The Energy Department has a budget of about $35 billion and a disparate mission that includes helping to build the nation’s nuclear warheads, maintaining its emergency stockpile of oil and conducting research on subjects as varied as super computers and capturing carbon dioxide emissions.
In addition to Majumdar, Elizabeth Sherwood-Randall, a former deputy Energy secretary whose deep background on nuclear weapons is considered an asset, is among the top candidates to lead the agency, according to the people. Sherwood-Randall, a Rhodes Scholar who also served as a deputy assistant Defense secretary in the Clinton administration, previously worked as an adviser to Biden when he was the top Democrat on the Senate Foreign Relations Committee.
“I’ve had the honor of working closely for and with President-elect Biden several times across my career and I know firsthand that the United States and the world will benefit tremendously from his leadership, integrity, and humanity,” Sherwood-Randall said in a statement provided to Bloomberg News. “While I won’t comment on public speculation about the Biden-Harris Administration, I have always believed there is no higher calling than serving our country.”
Majumdar has been told to resign from all boards and organizations associated with energy to eliminate perceived conflicts of interest, according to one person familiar with the communication. He has resigned from the board of the Electric Power Research Institute effective Tuesday, according to the institute.
“We understand his departure is for the broader good of our country,” said Arshad Mansoor, president of the institute.
Under Biden, the Energy Department is expected to have a major role in Covid-related economic stimulus that the president-elect has said would be one of his top priorities. Under President Barack Obama the department was instrumental in disseminating some $90 billion in clean energy stimulus spending under the Recovery Act in 2009.
Majumdar, who also served as the acting undersecretary of Energy, won bi-partisan praise for his work as the founding director of the Advanced Research Projects Agency - Energy under Obama with the goal of helping investors translate science into breakthrough technologies. The program, which was targeted for elimination by Trump but preserved by Congress, has doled out billions of dollars to hundreds of projects including a squid-skin inspired shirt to regulate body temperature and a carbon-capture project that used enzymes.
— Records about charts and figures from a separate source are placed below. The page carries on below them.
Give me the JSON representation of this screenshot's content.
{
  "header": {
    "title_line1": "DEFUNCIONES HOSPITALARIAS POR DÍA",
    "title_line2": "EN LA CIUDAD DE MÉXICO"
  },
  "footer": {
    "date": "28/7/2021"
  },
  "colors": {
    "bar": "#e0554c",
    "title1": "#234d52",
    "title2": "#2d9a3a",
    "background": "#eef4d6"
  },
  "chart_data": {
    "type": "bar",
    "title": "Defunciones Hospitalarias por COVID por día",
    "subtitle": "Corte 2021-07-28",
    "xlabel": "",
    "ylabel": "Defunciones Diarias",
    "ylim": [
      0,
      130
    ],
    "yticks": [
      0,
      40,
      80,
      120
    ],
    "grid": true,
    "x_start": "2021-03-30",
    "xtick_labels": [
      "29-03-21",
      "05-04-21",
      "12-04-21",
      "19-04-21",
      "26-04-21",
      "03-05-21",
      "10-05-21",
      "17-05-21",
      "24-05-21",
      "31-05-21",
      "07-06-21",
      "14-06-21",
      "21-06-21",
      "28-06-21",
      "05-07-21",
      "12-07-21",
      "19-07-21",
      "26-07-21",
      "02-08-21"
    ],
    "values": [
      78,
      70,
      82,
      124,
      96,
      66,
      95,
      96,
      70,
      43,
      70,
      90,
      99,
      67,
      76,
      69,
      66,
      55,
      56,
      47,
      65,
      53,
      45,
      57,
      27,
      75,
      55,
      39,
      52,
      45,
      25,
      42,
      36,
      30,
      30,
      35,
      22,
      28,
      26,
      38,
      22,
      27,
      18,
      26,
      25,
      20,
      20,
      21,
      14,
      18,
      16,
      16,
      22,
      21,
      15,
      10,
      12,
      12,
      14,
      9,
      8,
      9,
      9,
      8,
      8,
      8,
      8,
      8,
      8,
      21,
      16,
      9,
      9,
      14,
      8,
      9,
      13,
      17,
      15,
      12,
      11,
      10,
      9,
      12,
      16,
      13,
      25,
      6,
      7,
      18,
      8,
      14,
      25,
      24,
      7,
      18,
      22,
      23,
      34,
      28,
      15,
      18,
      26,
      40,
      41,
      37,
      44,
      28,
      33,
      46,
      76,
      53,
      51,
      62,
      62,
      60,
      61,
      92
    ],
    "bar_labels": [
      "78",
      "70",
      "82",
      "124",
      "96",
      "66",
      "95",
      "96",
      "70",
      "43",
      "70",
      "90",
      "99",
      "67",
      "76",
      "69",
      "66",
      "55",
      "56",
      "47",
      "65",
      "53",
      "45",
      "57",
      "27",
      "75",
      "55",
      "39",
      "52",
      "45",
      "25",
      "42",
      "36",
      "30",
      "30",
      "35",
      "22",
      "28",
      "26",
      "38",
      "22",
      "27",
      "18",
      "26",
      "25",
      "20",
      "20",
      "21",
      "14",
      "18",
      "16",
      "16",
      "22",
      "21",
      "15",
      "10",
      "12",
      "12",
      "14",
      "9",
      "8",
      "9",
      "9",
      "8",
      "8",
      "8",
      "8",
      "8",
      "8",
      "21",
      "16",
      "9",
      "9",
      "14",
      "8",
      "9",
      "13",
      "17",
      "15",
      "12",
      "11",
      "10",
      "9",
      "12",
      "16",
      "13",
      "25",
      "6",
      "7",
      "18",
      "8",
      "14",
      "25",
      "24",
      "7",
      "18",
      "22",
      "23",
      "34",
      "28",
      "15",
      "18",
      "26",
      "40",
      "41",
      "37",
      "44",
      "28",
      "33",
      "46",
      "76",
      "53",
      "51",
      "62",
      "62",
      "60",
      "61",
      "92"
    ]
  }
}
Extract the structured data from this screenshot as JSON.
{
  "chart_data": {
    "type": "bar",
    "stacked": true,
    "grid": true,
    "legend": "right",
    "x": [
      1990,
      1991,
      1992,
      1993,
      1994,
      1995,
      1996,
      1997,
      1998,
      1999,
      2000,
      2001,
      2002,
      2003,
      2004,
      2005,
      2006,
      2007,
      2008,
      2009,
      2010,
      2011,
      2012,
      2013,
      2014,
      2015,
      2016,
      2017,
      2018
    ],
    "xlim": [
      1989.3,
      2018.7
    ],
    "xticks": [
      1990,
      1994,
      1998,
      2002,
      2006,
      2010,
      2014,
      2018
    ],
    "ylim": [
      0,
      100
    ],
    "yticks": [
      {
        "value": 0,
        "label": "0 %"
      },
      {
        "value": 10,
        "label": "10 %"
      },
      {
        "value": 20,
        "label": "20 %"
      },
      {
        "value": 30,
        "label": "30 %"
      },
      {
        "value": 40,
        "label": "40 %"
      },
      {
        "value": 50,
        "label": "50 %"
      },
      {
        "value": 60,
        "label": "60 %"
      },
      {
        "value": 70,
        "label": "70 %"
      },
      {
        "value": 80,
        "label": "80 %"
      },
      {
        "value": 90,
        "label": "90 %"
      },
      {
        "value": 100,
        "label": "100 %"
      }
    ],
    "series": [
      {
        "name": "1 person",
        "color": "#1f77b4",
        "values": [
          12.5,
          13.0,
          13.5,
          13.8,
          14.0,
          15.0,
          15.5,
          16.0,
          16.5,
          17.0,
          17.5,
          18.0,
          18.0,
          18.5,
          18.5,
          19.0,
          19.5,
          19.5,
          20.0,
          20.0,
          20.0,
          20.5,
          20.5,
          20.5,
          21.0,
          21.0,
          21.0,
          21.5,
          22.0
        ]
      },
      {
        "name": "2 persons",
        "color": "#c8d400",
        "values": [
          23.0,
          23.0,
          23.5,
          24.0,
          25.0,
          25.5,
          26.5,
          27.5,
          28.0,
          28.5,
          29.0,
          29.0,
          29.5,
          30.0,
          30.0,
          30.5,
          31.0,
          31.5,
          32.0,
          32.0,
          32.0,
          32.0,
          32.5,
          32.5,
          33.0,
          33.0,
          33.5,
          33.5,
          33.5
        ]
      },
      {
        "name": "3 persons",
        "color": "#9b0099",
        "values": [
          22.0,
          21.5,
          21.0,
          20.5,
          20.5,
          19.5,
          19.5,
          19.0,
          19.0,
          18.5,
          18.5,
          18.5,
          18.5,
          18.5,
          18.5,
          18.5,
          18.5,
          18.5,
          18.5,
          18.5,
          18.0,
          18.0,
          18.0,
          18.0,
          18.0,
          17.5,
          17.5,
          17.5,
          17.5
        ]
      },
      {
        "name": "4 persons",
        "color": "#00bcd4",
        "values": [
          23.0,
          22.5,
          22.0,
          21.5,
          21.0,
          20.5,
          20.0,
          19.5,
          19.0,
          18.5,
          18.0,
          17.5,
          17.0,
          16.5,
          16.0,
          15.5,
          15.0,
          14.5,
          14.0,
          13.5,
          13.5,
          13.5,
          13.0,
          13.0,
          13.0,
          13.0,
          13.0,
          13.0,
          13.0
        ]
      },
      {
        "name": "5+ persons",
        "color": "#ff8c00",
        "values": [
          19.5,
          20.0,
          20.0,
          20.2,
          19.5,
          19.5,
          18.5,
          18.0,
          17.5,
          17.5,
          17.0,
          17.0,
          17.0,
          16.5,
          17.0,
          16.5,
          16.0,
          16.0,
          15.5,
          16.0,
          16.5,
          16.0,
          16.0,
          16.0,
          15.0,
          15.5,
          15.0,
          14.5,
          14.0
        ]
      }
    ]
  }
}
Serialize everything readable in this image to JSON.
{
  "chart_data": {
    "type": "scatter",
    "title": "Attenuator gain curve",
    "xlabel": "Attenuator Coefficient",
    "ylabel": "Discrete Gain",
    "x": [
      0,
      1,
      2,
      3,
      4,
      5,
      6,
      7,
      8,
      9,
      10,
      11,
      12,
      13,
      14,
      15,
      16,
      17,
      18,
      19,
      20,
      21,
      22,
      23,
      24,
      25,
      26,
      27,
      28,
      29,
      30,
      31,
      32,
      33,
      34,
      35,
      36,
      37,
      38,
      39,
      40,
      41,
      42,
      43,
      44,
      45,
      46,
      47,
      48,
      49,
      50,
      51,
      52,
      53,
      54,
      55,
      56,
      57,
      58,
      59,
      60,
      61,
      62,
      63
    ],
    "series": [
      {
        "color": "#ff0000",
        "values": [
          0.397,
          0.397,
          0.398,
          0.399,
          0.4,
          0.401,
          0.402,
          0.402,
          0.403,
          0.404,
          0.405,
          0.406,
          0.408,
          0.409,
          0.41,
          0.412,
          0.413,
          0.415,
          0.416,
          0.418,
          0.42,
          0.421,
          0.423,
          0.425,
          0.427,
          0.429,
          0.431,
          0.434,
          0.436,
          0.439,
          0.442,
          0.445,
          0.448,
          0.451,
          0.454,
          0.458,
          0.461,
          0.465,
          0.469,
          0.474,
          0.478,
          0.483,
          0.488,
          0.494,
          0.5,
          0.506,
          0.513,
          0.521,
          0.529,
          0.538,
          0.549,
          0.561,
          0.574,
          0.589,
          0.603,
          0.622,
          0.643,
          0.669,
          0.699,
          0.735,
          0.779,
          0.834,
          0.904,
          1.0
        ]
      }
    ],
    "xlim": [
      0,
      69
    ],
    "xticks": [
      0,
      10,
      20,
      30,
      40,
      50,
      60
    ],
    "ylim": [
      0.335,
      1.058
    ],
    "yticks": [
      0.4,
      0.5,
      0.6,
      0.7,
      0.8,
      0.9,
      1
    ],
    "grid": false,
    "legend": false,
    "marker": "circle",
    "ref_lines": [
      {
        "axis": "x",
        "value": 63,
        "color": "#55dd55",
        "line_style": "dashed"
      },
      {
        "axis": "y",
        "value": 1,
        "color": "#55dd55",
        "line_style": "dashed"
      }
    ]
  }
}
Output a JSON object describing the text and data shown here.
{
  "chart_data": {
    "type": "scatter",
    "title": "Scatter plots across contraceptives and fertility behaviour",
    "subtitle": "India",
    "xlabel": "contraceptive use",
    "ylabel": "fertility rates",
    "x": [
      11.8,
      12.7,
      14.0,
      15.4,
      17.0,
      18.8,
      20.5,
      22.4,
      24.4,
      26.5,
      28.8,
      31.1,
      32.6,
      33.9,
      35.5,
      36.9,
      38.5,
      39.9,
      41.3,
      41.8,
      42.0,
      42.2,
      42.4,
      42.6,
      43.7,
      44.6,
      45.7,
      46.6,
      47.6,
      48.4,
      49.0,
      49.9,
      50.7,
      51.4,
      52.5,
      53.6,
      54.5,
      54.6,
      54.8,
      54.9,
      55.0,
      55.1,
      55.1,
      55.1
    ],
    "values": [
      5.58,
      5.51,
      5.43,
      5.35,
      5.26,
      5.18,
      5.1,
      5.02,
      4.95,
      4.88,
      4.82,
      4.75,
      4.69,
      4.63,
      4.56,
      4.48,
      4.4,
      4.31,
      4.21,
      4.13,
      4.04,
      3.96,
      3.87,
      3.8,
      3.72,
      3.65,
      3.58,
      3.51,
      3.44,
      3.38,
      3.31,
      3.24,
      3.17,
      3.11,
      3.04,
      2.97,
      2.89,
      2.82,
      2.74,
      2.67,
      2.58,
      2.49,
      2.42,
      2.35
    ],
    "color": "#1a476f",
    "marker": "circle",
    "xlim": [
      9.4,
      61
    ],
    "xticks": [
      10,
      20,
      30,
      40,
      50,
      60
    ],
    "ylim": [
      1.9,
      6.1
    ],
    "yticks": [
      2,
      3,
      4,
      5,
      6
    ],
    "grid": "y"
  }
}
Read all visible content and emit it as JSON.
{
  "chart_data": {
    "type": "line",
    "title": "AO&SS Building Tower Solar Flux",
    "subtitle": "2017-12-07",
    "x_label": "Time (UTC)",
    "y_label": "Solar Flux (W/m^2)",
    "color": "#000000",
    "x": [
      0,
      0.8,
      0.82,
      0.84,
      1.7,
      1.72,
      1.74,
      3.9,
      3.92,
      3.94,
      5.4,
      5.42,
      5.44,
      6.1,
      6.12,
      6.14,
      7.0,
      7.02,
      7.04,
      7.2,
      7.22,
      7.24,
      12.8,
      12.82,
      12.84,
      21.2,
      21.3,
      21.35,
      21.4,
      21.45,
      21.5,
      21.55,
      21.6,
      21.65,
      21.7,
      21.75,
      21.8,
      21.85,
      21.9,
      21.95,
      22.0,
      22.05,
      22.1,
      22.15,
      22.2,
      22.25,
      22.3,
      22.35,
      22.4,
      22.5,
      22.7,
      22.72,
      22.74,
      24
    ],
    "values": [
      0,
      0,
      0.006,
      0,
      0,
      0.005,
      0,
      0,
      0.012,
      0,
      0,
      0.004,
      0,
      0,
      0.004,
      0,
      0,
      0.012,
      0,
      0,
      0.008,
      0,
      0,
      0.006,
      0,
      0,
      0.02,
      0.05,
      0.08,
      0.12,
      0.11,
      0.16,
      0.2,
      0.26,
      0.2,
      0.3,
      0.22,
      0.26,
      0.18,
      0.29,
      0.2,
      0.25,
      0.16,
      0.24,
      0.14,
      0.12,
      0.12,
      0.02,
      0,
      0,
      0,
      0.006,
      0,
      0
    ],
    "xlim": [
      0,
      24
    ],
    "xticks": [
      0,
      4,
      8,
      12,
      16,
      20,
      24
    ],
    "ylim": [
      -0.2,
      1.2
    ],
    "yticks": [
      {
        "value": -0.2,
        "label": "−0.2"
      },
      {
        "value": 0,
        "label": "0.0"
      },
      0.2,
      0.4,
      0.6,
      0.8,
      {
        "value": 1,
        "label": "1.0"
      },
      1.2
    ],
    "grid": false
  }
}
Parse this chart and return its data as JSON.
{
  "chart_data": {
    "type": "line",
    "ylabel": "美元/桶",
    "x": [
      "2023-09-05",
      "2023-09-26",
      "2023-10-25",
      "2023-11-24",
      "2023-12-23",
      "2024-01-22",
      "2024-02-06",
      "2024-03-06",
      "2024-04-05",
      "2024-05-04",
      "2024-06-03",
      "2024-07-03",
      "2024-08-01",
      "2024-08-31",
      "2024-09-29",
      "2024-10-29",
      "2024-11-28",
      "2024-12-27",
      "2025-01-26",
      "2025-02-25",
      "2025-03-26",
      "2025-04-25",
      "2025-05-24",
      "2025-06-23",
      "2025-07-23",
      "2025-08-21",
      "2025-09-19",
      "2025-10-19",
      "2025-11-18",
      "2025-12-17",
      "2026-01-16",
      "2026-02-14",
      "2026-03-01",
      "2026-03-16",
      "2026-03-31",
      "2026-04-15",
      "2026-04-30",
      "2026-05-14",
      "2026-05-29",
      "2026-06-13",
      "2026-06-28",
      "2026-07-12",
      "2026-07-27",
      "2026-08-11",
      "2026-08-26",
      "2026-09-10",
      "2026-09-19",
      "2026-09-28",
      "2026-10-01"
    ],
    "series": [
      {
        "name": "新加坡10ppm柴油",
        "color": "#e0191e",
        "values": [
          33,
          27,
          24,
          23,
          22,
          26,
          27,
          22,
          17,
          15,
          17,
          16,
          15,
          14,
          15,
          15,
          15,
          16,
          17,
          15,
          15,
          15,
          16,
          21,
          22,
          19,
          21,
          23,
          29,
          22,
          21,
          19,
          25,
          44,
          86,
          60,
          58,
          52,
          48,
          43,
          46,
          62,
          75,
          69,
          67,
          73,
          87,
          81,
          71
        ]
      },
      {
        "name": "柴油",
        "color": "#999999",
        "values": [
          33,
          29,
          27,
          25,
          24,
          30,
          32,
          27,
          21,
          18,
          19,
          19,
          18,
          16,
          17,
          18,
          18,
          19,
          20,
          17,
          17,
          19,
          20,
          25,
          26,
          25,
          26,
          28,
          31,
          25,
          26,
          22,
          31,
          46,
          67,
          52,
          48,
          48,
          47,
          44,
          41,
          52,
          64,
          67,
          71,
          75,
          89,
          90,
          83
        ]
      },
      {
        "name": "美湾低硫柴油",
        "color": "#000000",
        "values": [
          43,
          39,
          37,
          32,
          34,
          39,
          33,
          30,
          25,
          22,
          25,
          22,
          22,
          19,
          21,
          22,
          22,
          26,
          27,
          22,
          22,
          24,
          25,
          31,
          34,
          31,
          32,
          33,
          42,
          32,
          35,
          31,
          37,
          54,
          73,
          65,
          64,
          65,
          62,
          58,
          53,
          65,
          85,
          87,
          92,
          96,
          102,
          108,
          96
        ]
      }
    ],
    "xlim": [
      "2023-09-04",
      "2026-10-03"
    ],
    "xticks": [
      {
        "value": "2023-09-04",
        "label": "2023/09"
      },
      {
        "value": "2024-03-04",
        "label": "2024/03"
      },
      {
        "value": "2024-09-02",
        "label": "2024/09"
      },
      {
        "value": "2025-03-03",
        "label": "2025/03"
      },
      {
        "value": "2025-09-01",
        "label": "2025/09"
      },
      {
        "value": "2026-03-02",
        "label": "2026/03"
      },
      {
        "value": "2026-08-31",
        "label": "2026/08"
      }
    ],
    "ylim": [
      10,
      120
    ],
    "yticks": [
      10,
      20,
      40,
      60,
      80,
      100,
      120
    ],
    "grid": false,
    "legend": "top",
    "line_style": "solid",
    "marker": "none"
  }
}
“He had as good relationships with Republicans as he did with Democrats as the first director of ARPA-E, and he took the time to get to know key legislators personally,” said Navin, who is also a former acting chief of staff at the Energy Department.
Majumdar went on to serve as vice president for energy at Alphabet Inc.’s Google before taking the post at Stanford. At Google he created energy technology initiatives with a focus on the intersection of data, computing and the electricity grid, according to his online Stanford biography.
“Between his stints at ARPA-E and as the acting undersecretary, Arun has developed a unique and deep understanding of both the key technologies we’ll need to build a strong, job growth-oriented, carbon-free economy and the tools the department has to make it happen,” said Mike Carr, a strategic adviser at Boundary Stone Partners who previously served as a principal deputy secretary at the Energy Department under Obama.